The 3D ribbon structure of proteinase K showing alpha helices in green, beta sheets in purple, and other aa stretches in blue

What is proteinase K?

Proteinase K is a serine protease that breaks down proteins by hydrolyzing peptide bonds. It is a broad-spectrum protease that can digest a wide variety of proteins, including those that are resistant to other proteases.

Proteinase K is commonly used in molecular biology and biochemistry applications to digest structural proteins and enzymes. It is useful in removing nucleases that can degrade DNA and RNA, as well as in the isolation of intact genomic DNA from various sources. Proteinase K is also used in the analysis of prion protein structure and function (Cronier et al. 2008).

Proteinase K is stable in a wide range of pH, temperature, and can withstand many detergents and denaturing agents. As a result, it is effective for sample preparation in a variety of research and diagnostic applications.

Proteinase K is commonly used to isolate DNA or RNA in molecular biology research by degrading unwanted proteins in a sample, such as nucleases, RNases, and DNases. Proteinase K is also used in the process of nucleic acid extraction to break down the protein component of the cell membrane and allow access to the DNA and RNA. It is effective at digesting many types of proteins, including those that are resistant to other types of proteases, such as trypsin.

In addition to molecular biology research, proteinase K is used in a wide range of other applications, including pharmaceutical manufacturing and diagnostic applications. It can be used in the pharmaceutical industry to remove unwanted proteins in their production process.  For diagnostics, it is used in the isolation of DNA and RNA from clinical samples for downstream analysis.  

Proteinase K is used in DNA and RNA extraction because it is a proteolytic enzyme that can break down proteins, including those that are present in the cell membrane and nucleus. When using proteinase K for DNA and RNA extraction, it is typically added to a lysis buffer that contains detergents and salts that help to disrupt the cell membrane and release the nucleic acids into the solution. The proteinase K then digests the proteins in the lysed sample, including histones and other chromosomal proteins, which can otherwise interfere with downstream applications such asPCR, RT-PCR, Sanger sequencing, Next Gen Sequencing (NGS), fluorescent in situ hybridization (FISH), and other molecular biology research and diagnostics applications. The use of proteinase K in DNA and RNA extraction helps to ensure the purity and integrity of the sample.

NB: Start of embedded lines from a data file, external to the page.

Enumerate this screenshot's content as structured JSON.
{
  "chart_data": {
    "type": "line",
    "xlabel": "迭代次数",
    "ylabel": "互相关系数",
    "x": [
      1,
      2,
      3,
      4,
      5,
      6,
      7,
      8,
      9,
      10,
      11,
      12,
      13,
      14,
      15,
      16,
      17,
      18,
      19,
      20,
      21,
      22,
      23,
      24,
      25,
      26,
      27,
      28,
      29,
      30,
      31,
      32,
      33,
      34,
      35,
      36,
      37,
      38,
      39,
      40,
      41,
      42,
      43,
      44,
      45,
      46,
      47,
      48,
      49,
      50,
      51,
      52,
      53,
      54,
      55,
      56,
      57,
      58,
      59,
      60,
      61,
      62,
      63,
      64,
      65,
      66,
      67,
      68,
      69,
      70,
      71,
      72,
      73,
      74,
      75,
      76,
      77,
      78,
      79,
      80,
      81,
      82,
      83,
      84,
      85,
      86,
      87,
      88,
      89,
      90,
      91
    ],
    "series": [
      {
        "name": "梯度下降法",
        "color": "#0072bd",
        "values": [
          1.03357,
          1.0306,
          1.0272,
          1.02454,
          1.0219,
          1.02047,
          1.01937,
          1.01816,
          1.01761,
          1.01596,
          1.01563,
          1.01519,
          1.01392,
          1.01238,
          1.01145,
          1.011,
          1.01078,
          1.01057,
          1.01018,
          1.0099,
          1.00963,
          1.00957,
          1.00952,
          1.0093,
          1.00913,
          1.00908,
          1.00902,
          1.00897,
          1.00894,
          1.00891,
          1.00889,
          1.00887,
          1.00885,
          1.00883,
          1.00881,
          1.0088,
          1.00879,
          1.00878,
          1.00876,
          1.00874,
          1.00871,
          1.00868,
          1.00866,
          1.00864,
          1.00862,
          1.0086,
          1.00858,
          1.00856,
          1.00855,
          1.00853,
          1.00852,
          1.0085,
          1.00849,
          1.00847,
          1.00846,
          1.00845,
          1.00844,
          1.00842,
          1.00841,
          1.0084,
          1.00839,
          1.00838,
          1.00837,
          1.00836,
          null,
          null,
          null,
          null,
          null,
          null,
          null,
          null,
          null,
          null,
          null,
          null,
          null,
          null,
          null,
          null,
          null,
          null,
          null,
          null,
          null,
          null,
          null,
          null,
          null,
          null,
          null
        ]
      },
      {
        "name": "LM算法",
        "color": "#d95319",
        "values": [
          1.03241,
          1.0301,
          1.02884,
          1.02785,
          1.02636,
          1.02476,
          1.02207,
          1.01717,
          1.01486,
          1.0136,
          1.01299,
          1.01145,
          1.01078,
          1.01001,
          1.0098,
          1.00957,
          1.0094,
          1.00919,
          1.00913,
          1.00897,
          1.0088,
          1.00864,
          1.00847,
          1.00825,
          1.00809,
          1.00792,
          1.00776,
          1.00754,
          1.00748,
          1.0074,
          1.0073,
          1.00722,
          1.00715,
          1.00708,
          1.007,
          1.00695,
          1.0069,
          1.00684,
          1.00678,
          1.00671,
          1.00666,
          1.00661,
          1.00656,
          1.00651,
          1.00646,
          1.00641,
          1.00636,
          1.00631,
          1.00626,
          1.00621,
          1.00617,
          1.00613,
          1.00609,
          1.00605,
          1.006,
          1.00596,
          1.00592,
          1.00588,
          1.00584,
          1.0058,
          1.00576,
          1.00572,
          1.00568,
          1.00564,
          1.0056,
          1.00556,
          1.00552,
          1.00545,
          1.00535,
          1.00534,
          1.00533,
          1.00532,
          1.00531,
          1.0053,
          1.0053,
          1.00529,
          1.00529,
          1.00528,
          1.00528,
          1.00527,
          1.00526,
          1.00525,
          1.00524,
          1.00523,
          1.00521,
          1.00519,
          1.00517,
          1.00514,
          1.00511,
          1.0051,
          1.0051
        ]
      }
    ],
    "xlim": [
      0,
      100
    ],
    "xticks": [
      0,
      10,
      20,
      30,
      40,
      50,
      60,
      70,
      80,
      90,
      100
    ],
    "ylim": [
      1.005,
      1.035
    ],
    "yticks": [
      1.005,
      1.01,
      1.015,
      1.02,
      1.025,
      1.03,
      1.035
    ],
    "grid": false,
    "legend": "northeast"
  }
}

Proteinase K is not typically used directly in a polymerase chain reaction (PCR), but it is used in the DNA extraction step before PCR to improve the quality of the DNA sample. 

Proteinase K is effective at breaking down a wide range of proteins, including those that are resistant to other types of proteases, such as trypsin. By removing protein contaminants from the DNA sample before PCR, the efficiency and accuracy of the reaction can be improved, leading to more reliable results. Additionally, the use of proteinase K in DNA extraction can help to reduce the risk of false negatives or other errors in diagnostic testing, where accurate and reliable results are critical.

During PCR, the DNA template is amplified through a series of cycles of denaturation, annealing, and extension. Any impurities in the DNA sample, such as proteins, can interfere with this process by inhibiting the activity of the polymerase enzyme or interfering with the binding of primers to the template.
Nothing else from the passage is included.